Blank Spots on the Map: The Dark Geography of the Pentagon’s Secret World by Trevor Paglen (Dutton)
Area 51 is probably the most famous place that doesn’t exist on a map—at least not any map the U.S. government wants you to see. But it’s far from the only one. Paglen pulls back the curtain of secrecy on the military’s classified locations, from downtown Las Vegas to Kabul, Afghanistan, to the Washington, D.C., suburbs.
Remarkable Creatures: Epic Adventures in the Search for the Origins of Species by Sean B. Carroll (Houghton Mifflin Harcourt)
Darwin is the public face of evolutionary biology, but he doesn’t deserve all the credit. Carroll, a noted evolutionary biologist himself, gives a nod to the scores of underappreciated researchers who have filled in the gaps.

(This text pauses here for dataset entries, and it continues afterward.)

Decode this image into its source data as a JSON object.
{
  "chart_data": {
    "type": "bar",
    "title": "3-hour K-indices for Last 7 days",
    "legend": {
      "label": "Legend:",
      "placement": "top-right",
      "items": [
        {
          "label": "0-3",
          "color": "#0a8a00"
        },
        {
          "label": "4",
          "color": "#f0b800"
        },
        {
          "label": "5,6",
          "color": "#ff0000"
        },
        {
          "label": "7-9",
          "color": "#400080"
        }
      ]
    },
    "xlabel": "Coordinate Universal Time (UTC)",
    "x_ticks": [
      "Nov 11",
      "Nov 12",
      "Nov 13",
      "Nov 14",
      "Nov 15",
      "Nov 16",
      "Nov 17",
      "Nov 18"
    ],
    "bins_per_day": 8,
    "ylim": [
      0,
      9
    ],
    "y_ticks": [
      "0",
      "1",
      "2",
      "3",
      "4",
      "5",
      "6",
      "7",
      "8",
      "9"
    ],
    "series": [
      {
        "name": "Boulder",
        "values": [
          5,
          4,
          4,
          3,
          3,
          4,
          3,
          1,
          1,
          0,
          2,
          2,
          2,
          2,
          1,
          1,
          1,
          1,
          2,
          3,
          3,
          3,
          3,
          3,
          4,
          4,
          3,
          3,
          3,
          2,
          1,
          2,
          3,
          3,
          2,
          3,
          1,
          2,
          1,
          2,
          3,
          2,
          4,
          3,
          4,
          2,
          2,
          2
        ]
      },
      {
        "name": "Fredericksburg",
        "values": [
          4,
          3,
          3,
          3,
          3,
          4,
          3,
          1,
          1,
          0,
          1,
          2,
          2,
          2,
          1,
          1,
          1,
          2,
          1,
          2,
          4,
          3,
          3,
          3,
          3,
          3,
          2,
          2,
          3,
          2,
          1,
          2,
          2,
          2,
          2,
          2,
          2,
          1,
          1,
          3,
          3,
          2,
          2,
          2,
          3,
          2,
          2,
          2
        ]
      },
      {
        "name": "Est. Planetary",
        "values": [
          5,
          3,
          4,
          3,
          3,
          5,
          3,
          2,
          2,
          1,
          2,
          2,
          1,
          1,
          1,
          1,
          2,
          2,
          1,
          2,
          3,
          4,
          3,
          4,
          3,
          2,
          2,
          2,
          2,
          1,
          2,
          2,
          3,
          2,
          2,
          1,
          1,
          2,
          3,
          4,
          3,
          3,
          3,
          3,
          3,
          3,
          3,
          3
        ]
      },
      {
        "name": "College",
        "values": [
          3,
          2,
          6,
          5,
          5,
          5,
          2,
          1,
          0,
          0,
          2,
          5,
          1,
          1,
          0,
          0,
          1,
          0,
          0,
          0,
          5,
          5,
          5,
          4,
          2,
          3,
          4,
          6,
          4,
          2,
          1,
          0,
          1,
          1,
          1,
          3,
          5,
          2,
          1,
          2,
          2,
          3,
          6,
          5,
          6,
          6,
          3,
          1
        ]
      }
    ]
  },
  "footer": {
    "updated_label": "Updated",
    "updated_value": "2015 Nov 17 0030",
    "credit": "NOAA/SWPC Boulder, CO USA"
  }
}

In this exhaustive history, we learn the true extent of evolution’s influence on the way we think.
Cyberabad Days by Ian McDonald (Pyr)
The advanced technology of the near future runs smack into a millennia-old culture in McDonald’s clever imaginings of life in 21st-century India. This anthology includes previously published short stories and an intricate new novella that explores the digital divide in surprising ways.
TV American Experience: The Polio Crusade
PBS, Monday, February 2, at 9 p.m. (EST) In the early 1950s there were more than 20,000 cases a year of poliomyelitis, a disease that causes paralysis or death. But on April 26, 1954, researchers began administering a vaccine in what would become the largest public health experiment in American history. The experiment paid off: By 1960 the number of annual cases had dropped to about 3,000, and by 1979 there were only about 10. This intimate PBS documentary chronicles the story of the polio vaccine’s success—a triumph of science over disease.